Despite George W. Bush's Sinking Katrina Polls, Hope Floats.

United States President George W. Bush visited the Storm ravaged Gulf Coast once again this week and for the first time since Hurricane Katrina struck there is evidence that the President’s repeated trips there are doing some good for his image. Surprisingly, some of those who were killed in the storm and it’s aftermath have begun to rise from the dead, apparently satisfied that Mr. Bush really does care and willing to continue their previous support for him and policies.

One victim, who died on day three of the post-Katrina flooding in New Orleans, killed by a looter for a gallon of water he held and whose name is being withheld pending notification of next of kin of his coming back to life said, “I know that some of my last words were cursing the people who left me here to die of thirst in the heat and filth, but I truly believe that George Bush now really understands the problems we impoverished Blacks face, both before and after death, and I felt it was important for me to come back from the dead and give him my support.”

Another victim, who died of thirst and heat stroke on day four echoed the previous sentiment adding, “Not only is it worth coming back from death now that President Bush finally cares, it’s my understanding that this new Gulf Coast Economic Zone will be better than Heaven anyway, so what’s the point of staying dead?”

These sentiments were echoed in makeshift morgues all over the Gulf Coast Region, as hundreds of body bags began to rip open and disgorge those who had lost their lives in the post storm abandonment, their resurrections in support of Mr. Bush proving to the White House that the President might be able to get ahead of the criticism he faced while New Orleans Drowned and he did nothing.

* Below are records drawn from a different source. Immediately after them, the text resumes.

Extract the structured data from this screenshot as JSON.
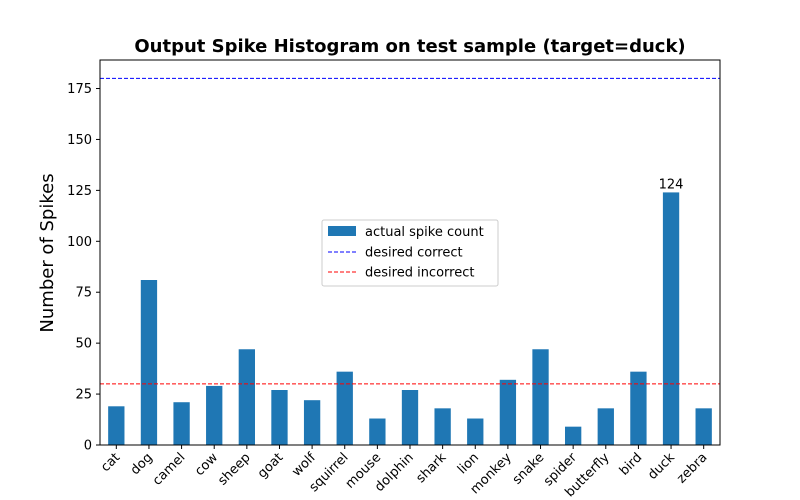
{
  "chart_data": {
    "type": "bar",
    "title": "Output Spike Histogram on test sample (target=duck)",
    "xlabel": "",
    "ylabel": "Number of Spikes",
    "categories": [
      "cat",
      "dog",
      "camel",
      "cow",
      "sheep",
      "goat",
      "wolf",
      "squirrel",
      "mouse",
      "dolphin",
      "shark",
      "lion",
      "monkey",
      "snake",
      "spider",
      "butterfly",
      "bird",
      "duck",
      "zebra"
    ],
    "series": [
      {
        "name": "actual spike count",
        "values": [
          19,
          81,
          21,
          29,
          47,
          27,
          22,
          36,
          13,
          27,
          18,
          13,
          32,
          47,
          9,
          18,
          36,
          124,
          18
        ],
        "color": "#1f77b4"
      }
    ],
    "hlines": [
      {
        "name": "desired correct",
        "y": 180,
        "color": "#0000ff",
        "style": "dashed"
      },
      {
        "name": "desired incorrect",
        "y": 30,
        "color": "#ff0000",
        "style": "dashed"
      }
    ],
    "annotations": [
      {
        "category": "duck",
        "text": "124"
      }
    ],
    "ylim": [
      0,
      189
    ],
    "yticks": [
      0,
      25,
      50,
      75,
      100,
      125,
      150,
      175
    ],
    "legend_placement": "center",
    "grid": false
  }
}
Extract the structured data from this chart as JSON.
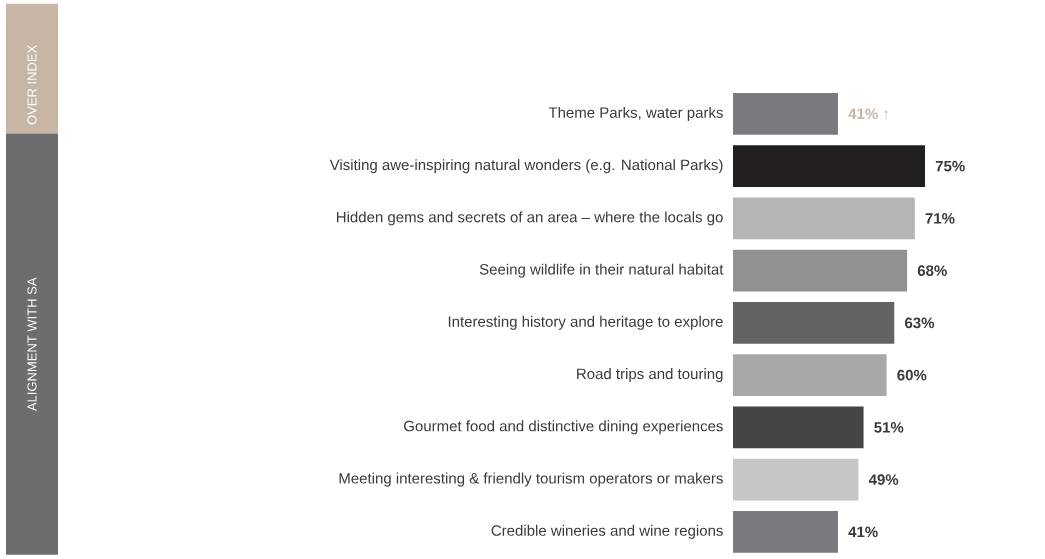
{
  "chart_data": {
    "type": "bar",
    "orientation": "horizontal",
    "categories": [
      "Theme Parks, water parks",
      "Visiting awe-inspiring natural wonders (e.g. National Parks)",
      "Hidden gems and secrets of an area – where the locals go",
      "Seeing wildlife in their natural habitat",
      "Interesting history and heritage to explore",
      "Road trips and touring",
      "Gourmet food and distinctive dining experiences",
      "Meeting interesting & friendly tourism operators or makers",
      "Credible wineries and wine regions"
    ],
    "values": [
      41,
      75,
      71,
      68,
      63,
      60,
      51,
      49,
      41
    ],
    "colors": [
      "#7b7b7f",
      "#231f20",
      "#b5b5b8",
      "#919194",
      "#636365",
      "#a8a8ab",
      "#454547",
      "#c6c6c8",
      "#7b7b7f"
    ],
    "value_labels": [
      "41% ↑",
      "75%",
      "71%",
      "68%",
      "63%",
      "60%",
      "51%",
      "49%",
      "41%"
    ],
    "annotations": [
      "OVER INDEX",
      "ALIGNMENT WITH SA"
    ]
  }
}
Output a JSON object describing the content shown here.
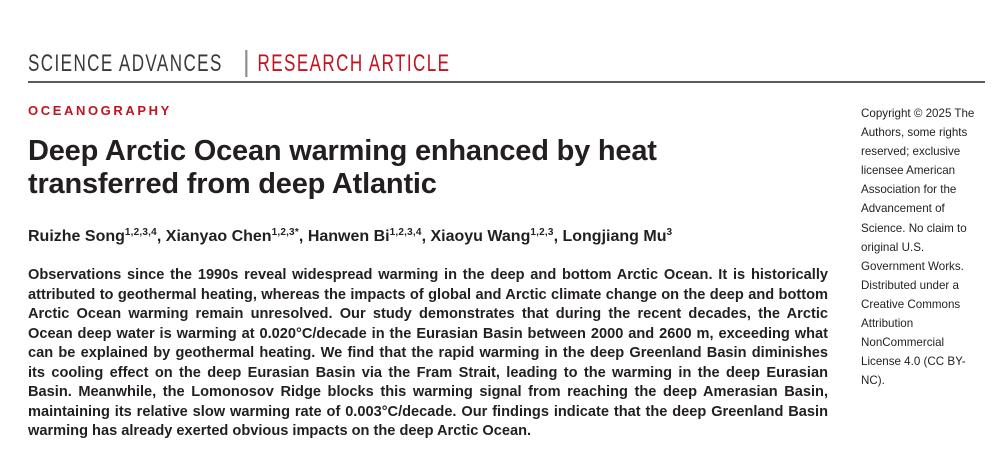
{
  "masthead": {
    "journal": "SCIENCE ADVANCES",
    "article_type": "RESEARCH ARTICLE"
  },
  "article": {
    "section": "OCEANOGRAPHY",
    "title_lines": [
      "Deep Arctic Ocean warming enhanced by heat",
      "transferred from deep Atlantic"
    ],
    "authors": [
      {
        "sep": "",
        "name": "Ruizhe Song",
        "affil": "1,2,3,4"
      },
      {
        "sep": ", ",
        "name": "Xianyao Chen",
        "affil": "1,2,3*"
      },
      {
        "sep": ", ",
        "name": "Hanwen Bi",
        "affil": "1,2,3,4"
      },
      {
        "sep": ", ",
        "name": "Xiaoyu Wang",
        "affil": "1,2,3"
      },
      {
        "sep": ", ",
        "name": "Longjiang Mu",
        "affil": "3"
      }
    ],
    "abstract": "Observations since the 1990s reveal widespread warming in the deep and bottom Arctic Ocean. It is historically attributed to geothermal heating, whereas the impacts of global and Arctic climate change on the deep and bottom Arctic Ocean warming remain unresolved. Our study demonstrates that during the recent decades, the Arctic Ocean deep water is warming at 0.020°C/decade in the Eurasian Basin between 2000 and 2600 m, exceeding what can be explained by geothermal heating. We find that the rapid warming in the deep Greenland Basin diminishes its cooling effect on the deep Eurasian Basin via the Fram Strait, leading to the warming in the deep Eurasian Basin. Meanwhile, the Lomonosov Ridge blocks this warming signal from reaching the deep Amerasian Basin, maintaining its relative slow warming rate of 0.003°C/decade. Our findings indicate that the deep Greenland Basin warming has already exerted obvious impacts on the deep Arctic Ocean."
  },
  "copyright_notice": "Copyright © 2025 The Authors, some rights reserved; exclusive licensee American Association for the Advancement of Science. No claim to original U.S. Government Works. Distributed under a Creative Commons Attribution NonCommercial License 4.0 (CC BY-NC).",
  "colors": {
    "accent_red": "#c3121f",
    "text_ink": "#231f20",
    "masthead_ink": "#3b3837",
    "rule_gray": "#5d5a58",
    "divider_gray": "#8e8a88"
  }
}
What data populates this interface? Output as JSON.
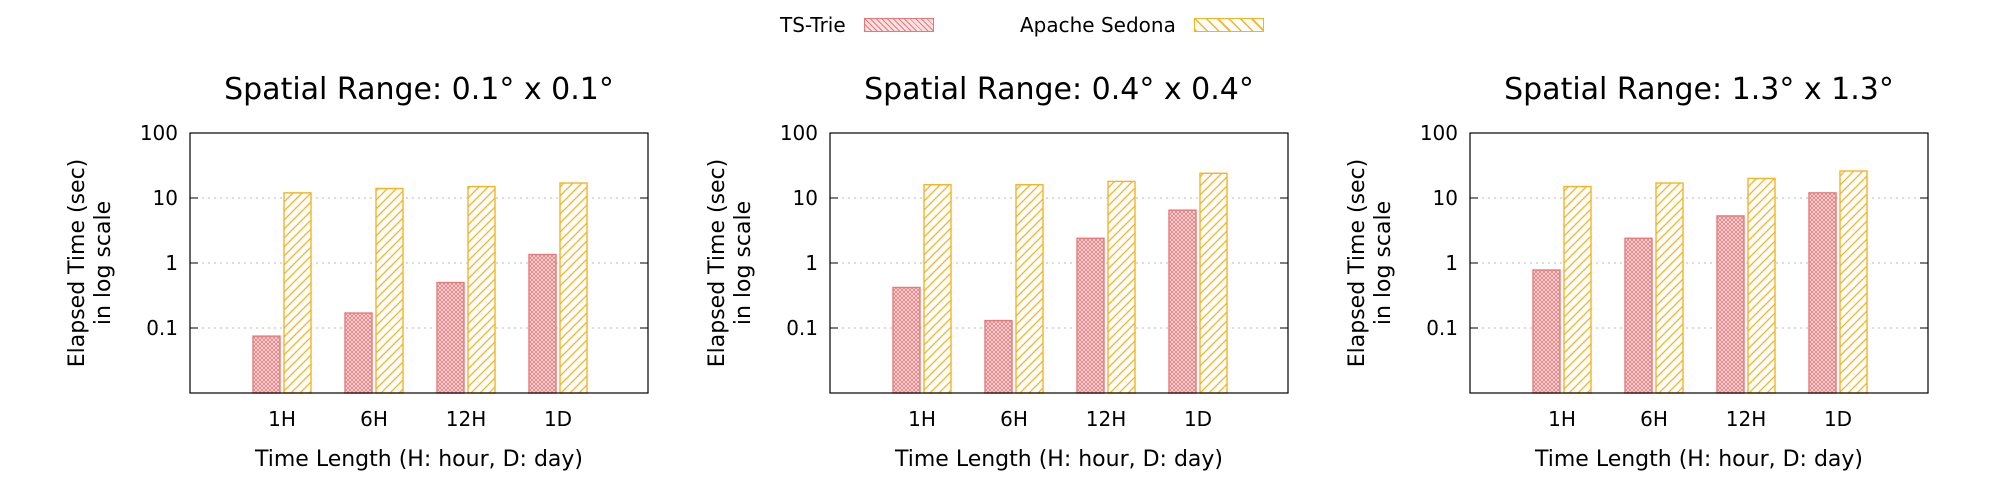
{
  "legend": {
    "series_0": "TS-Trie",
    "series_1": "Apache Sedona"
  },
  "colors": {
    "ts_trie": "#e8797b",
    "sedona": "#f5b324",
    "grid": "#bbbbbb"
  },
  "chart_data": [
    {
      "type": "bar",
      "title": "Spatial Range: 0.1° x 0.1°",
      "xlabel": "Time Length (H: hour, D: day)",
      "ylabel": [
        "Elapsed Time (sec)",
        "in log scale"
      ],
      "yscale": "log",
      "ylim": [
        0.01,
        100
      ],
      "yticks": [
        "100",
        "10",
        "1",
        "0.1"
      ],
      "categories": [
        "1H",
        "6H",
        "12H",
        "1D"
      ],
      "series": [
        {
          "name": "TS-Trie",
          "values": [
            0.075,
            0.17,
            0.5,
            1.35
          ]
        },
        {
          "name": "Apache Sedona",
          "values": [
            12,
            14,
            15,
            17
          ]
        }
      ],
      "grid": true,
      "legend": "top-center"
    },
    {
      "type": "bar",
      "title": "Spatial Range: 0.4° x 0.4°",
      "xlabel": "Time Length (H: hour, D: day)",
      "ylabel": [
        "Elapsed Time (sec)",
        "in log scale"
      ],
      "yscale": "log",
      "ylim": [
        0.01,
        100
      ],
      "yticks": [
        "100",
        "10",
        "1",
        "0.1"
      ],
      "categories": [
        "1H",
        "6H",
        "12H",
        "1D"
      ],
      "series": [
        {
          "name": "TS-Trie",
          "values": [
            0.42,
            0.13,
            2.4,
            6.5
          ]
        },
        {
          "name": "Apache Sedona",
          "values": [
            16,
            16,
            18,
            24
          ]
        }
      ],
      "grid": true,
      "legend": "top-center"
    },
    {
      "type": "bar",
      "title": "Spatial Range: 1.3° x 1.3°",
      "xlabel": "Time Length (H: hour, D: day)",
      "ylabel": [
        "Elapsed Time (sec)",
        "in log scale"
      ],
      "yscale": "log",
      "ylim": [
        0.01,
        100
      ],
      "yticks": [
        "100",
        "10",
        "1",
        "0.1"
      ],
      "categories": [
        "1H",
        "6H",
        "12H",
        "1D"
      ],
      "series": [
        {
          "name": "TS-Trie",
          "values": [
            0.78,
            2.4,
            5.3,
            12
          ]
        },
        {
          "name": "Apache Sedona",
          "values": [
            15,
            17,
            20,
            26
          ]
        }
      ],
      "grid": true,
      "legend": "top-center"
    }
  ]
}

Unnamed White House Source Wegman (Pudgy) Waterhouse, speaking on the condition of anonymity said, “I gotta admit, we were worried there for a week or two, but deep down inside we were sure that our efforts to gloss over our fatal mistakes by promising to throw cash at the survivors while at the same time ruling out a tax hike for the unaffected would bring everybody back in line. The big problem wasn’t the Immersed and Impoverished in New Orleans; after all, even if they ever did vote they’d probably go Democrat. Instead, we realized that a great many of the Washed Away in the outlying Parishes of Louisiana as well as the Drenched Dead in Alabama and the Soggy Survivors in Mississippi were a part of our Christian Base and we sure didn’t want to piss them off with the Congressional elections coming next November. By that time, George Bush plans to have not only drowned them in Katrina’s floodwaters but also buried them under a pile of cash as well. Nothing will help bring out the vote like our new “Bucks For The Base” initiative.”

Oddly, while the dead of the Gulf Coast seem to have forgiven Mr. Bush and returned to the living, some of the survivors are still upset with the President, one saying that what she once thought was a cute grin actually was the self satisfied smirk of a man who just doesn’t give a shit.